Sunday, December 13, 2020

K is for kenosis

Monday, December 14, 2020

Christ Jesus, who, though he was in the form of God, did not regard equality with God as something to be exploited, but emptied himself, taking the form of a slave, being born in human likeness. (Philippians 2:6-7)

You have likely never heard this world before, but it is written on your soul. It’s pronounced key-no-sis (sis as in sister). It means to empty yourself, to give yourself away for something or someone else, which whether you know it or not is your heart’s desire.
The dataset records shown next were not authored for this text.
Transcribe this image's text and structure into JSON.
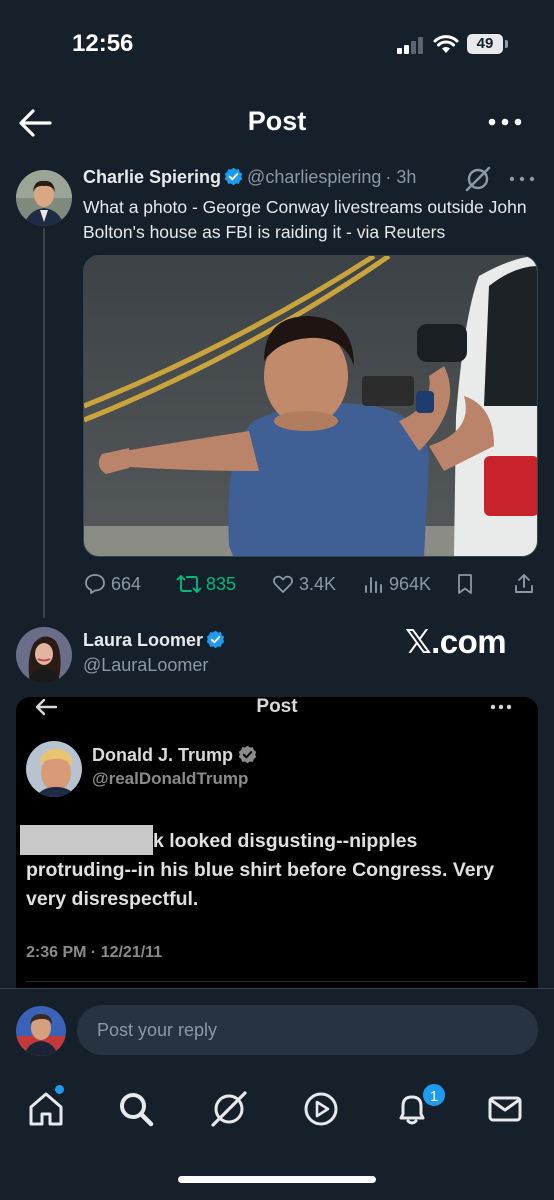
{
  "status_bar": {
    "time": "12:56",
    "battery": "49"
  },
  "header": {
    "title": "Post"
  },
  "tweet": {
    "name": "Charlie Spiering",
    "handle": "@charliespiering",
    "time": "· 3h",
    "text": "What a photo - George Conway livestreams outside John Bolton's house as FBI is raiding it - via Reuters",
    "stats": {
      "replies": "664",
      "reposts": "835",
      "likes": "3.4K",
      "views": "964K"
    }
  },
  "quote": {
    "name": "Laura Loomer",
    "handle": "@LauraLoomer",
    "watermark": "𝕏.com",
    "screenshot": {
      "title": "Post",
      "name": "Donald J. Trump",
      "handle": "@realDonaldTrump",
      "text_line1": "k looked disgusting--nipples",
      "text_rest": "protruding--in his blue shirt before Congress. Very very disrespectful.",
      "date": "2:36 PM · 12/21/11"
    }
  },
  "reply": {
    "placeholder": "Post your reply"
  },
  "nav": {
    "notification_count": "1"
  },
  "colors": {
    "background": "#15202b",
    "accent": "#1d9bf0",
    "repost": "#00ba7c"
  }
}
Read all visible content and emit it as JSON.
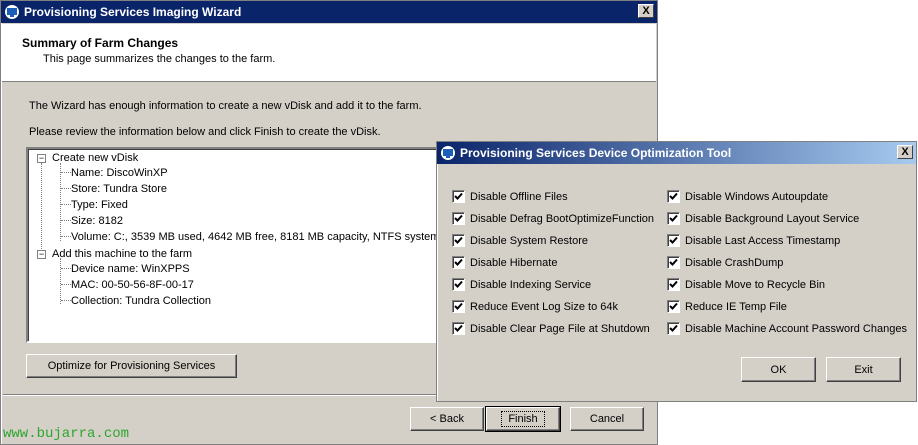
{
  "wizard": {
    "title": "Provisioning Services Imaging Wizard",
    "close_label": "X",
    "header_title": "Summary of Farm Changes",
    "header_subtitle": "This page summarizes the changes to the farm.",
    "intro_text": "The Wizard has enough information to create a new vDisk and add it to the farm.",
    "review_text": "Please review the information below and click Finish to create the vDisk.",
    "tree": [
      {
        "label": "Create new vDisk",
        "children": [
          "Name: DiscoWinXP",
          "Store: Tundra Store",
          "Type: Fixed",
          "Size: 8182",
          "Volume: C:, 3539 MB used, 4642 MB free, 8181 MB capacity, NTFS system"
        ]
      },
      {
        "label": "Add this machine to the farm",
        "children": [
          "Device name: WinXPPS",
          "MAC: 00-50-56-8F-00-17",
          "Collection: Tundra Collection"
        ]
      }
    ],
    "optimize_button": "Optimize for Provisioning Services",
    "back_button": "< Back",
    "finish_button": "Finish",
    "cancel_button": "Cancel"
  },
  "tool": {
    "title": "Provisioning Services Device Optimization Tool",
    "close_label": "X",
    "left_options": [
      {
        "label": "Disable Offline Files",
        "checked": true
      },
      {
        "label": "Disable Defrag BootOptimizeFunction",
        "checked": true
      },
      {
        "label": "Disable System Restore",
        "checked": true
      },
      {
        "label": "Disable Hibernate",
        "checked": true
      },
      {
        "label": "Disable Indexing Service",
        "checked": true
      },
      {
        "label": "Reduce Event Log Size to 64k",
        "checked": true
      },
      {
        "label": "Disable Clear Page File at Shutdown",
        "checked": true
      }
    ],
    "right_options": [
      {
        "label": "Disable Windows Autoupdate",
        "checked": true
      },
      {
        "label": "Disable Background Layout Service",
        "checked": true
      },
      {
        "label": "Disable Last Access Timestamp",
        "checked": true
      },
      {
        "label": "Disable CrashDump",
        "checked": true
      },
      {
        "label": "Disable Move to Recycle Bin",
        "checked": true
      },
      {
        "label": "Reduce IE Temp File",
        "checked": true
      },
      {
        "label": "Disable Machine Account Password Changes",
        "checked": true
      }
    ],
    "ok_button": "OK",
    "exit_button": "Exit"
  },
  "watermark": "www.bujarra.com"
}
Consider an anecdote told me by a father remembering the day, years ago, he gave an important gift to his daughter. For two weeks afterward, he walked around two feet off the ground, aglow with joy.

What he gave, of course, was himself, a piece of his heart, at personal sacrifice.
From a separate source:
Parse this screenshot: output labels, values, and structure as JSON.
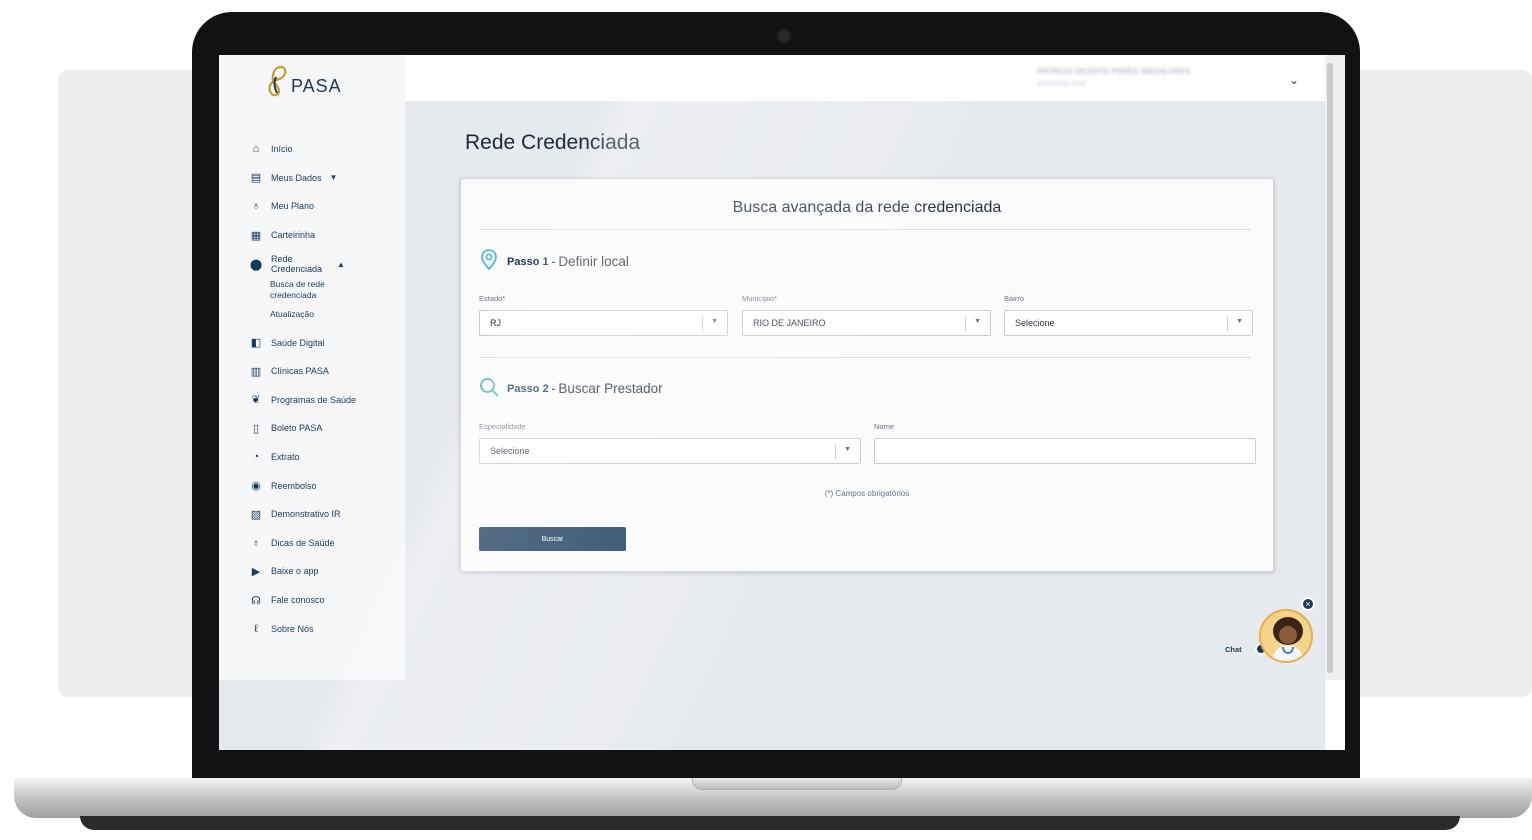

Sacrificing out of love, out of the heart’s desire to give itself away, is what kenosis looks like in real life, and it most often results in profound joy for the giver. Such kenotic acts of self-giving are also the kind of thing we most cherish and admire in other human beings.

All this opens a window into the heart of Christ, revealing that we are cherished for more than we imagine.

For Christ emptied himself (kenosis) of divine privilege, stepping out of the heavenly places to be born into a life of poverty in an obscure place and time. His kenosis doesn’t stop there. He gave himself over to rejection and the ugliest death the ancient world had devised.

All this, he does, out of his heart’s desire to show the love he has for you, a love that transcends anything else we shall ever know.

But know this: When you feel that desire to give a piece of yourself away to someone ... that is exactly when you and the baby in the manger are most alike.